Savings is the foundation of financial health, as research has shown that unexpected expenses, such as car repairs, can become a hardship if people don’t have access to emergency savings.

“When it comes to saving, the most important thing to do is to just start. Whether it’s $1 a day or a few each month, it’s important to have a plan. Talking to someone with experience can help others see things from a different perspective. One of my favorite conversations with clients is finding out what they’re saving for and helping them figure out how to get there,” said Gail Taylor, community manager for JPMorgan Chase in Detroit.

Participating in Money Talks is a good way to get feedback, advice and suggestions about your approach to saving. Whatever your goal, advice can help you develop skills, create a plan that can be adjusted as you go, and get help and support to achieve it.

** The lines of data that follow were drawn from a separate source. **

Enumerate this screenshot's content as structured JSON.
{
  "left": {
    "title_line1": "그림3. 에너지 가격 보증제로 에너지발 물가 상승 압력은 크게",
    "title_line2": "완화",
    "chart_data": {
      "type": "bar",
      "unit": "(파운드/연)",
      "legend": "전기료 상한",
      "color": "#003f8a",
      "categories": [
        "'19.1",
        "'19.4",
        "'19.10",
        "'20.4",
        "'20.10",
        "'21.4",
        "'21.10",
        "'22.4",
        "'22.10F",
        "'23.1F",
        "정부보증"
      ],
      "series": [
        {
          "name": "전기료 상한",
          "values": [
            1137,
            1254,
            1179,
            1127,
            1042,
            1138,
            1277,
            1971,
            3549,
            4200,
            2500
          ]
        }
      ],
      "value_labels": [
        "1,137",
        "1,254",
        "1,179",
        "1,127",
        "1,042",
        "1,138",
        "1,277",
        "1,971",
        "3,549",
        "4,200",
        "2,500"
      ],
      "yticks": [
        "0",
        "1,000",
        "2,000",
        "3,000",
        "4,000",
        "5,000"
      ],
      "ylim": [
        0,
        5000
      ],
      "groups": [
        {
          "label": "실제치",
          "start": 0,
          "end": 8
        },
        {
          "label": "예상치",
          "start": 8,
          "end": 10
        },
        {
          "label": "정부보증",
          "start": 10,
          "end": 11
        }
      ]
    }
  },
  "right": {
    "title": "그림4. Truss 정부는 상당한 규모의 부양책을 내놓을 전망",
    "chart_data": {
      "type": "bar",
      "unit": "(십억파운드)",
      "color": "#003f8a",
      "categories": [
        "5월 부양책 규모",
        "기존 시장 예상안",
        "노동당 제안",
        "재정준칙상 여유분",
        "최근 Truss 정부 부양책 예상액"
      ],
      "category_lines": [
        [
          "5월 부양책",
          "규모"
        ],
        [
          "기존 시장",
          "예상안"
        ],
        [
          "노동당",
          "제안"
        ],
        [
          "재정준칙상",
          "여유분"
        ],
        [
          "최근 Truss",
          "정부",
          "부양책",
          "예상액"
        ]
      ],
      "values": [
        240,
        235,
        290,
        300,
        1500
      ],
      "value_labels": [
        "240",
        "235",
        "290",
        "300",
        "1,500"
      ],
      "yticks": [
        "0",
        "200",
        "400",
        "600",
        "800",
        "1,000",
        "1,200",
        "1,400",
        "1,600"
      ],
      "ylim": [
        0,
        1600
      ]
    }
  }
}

A great way to start the conversation is to review your budget and savings goals with an expert.

USA Today reports that financial planning doesn’t happen by accident, but rather through well thought out and deliberate steps towards success.

Experts agree. It’s important to review your financial plan periodically to determine if adjustments are needed, especially given the economic and personal impact of the COVID-19 pandemic.

“If your circumstances have changed, your financial plan may need to change as well,” the article said.

If a person needs a financial update to achieve this, consider the help of a certified financial planner who can help you set and achieve goals such as:

  • Providing a comfortable retirement.
  • Take advantage of saving and investing opportunities as you age, estimate your retirement expenses, and prepare to have enough money to cover those expenses throughout your life.
  • Buying a house.

For more information, visit LetsMakeAPlan.org to find a CFP professional.

Forbes noted in an article on how to create your worst-case scenario budget that the pandemic has taught people how to plan for an emergency and budget for themselves and their families.

This includes being perfectly clear about your fixed expenses and knowing how to spend a certain amount of money each month, rather than blowing it on fun, out-of-budget items.

Some fixed costs include:

  • Lease/Mortgage
  • Communal services
  • Payment of debt/loan
  • Subscriptions
  • Insurance
  • Health care costs such as co-pays and prescriptions

Additionally, knowing which costs can be eliminated is essential, and weighing flexible spending options is equally important.

The article defines flexible spending as what people have more control over fluctuating expenses such as food, transportation, and shopping. The article adds that exercising self-control in these flexible spending areas will help people learn to reduce or eliminate their spending entirely.

Ascent, a free training platform for female entrepreneurs, echoed similar sentiments, especially for business owners.

When it comes to projecting best-case and worst-case financial scenarios, make financial projections to determine the impact of changes in strategies and tactics to achieve your business goals.

People who want to increase their budget are advised to do so by identifying several scenarios in order to:

  • Plan for expected financial gains or losses.
  • Stay proactive in business decisions.
  • Reduce your risk by planning for the worst case scenario.

“More often than not, business owners plan for several different scenarios: the baseline [or regular] at best and at worst,” Ascent noted. “Your baseline scenario is the average financial outcome that is likely to happen if you don’t make real changes. Your best case scenario is your best financial outcome if everything goes according to plan. Your worst case scenario is the worst possible financial outcome for your business.”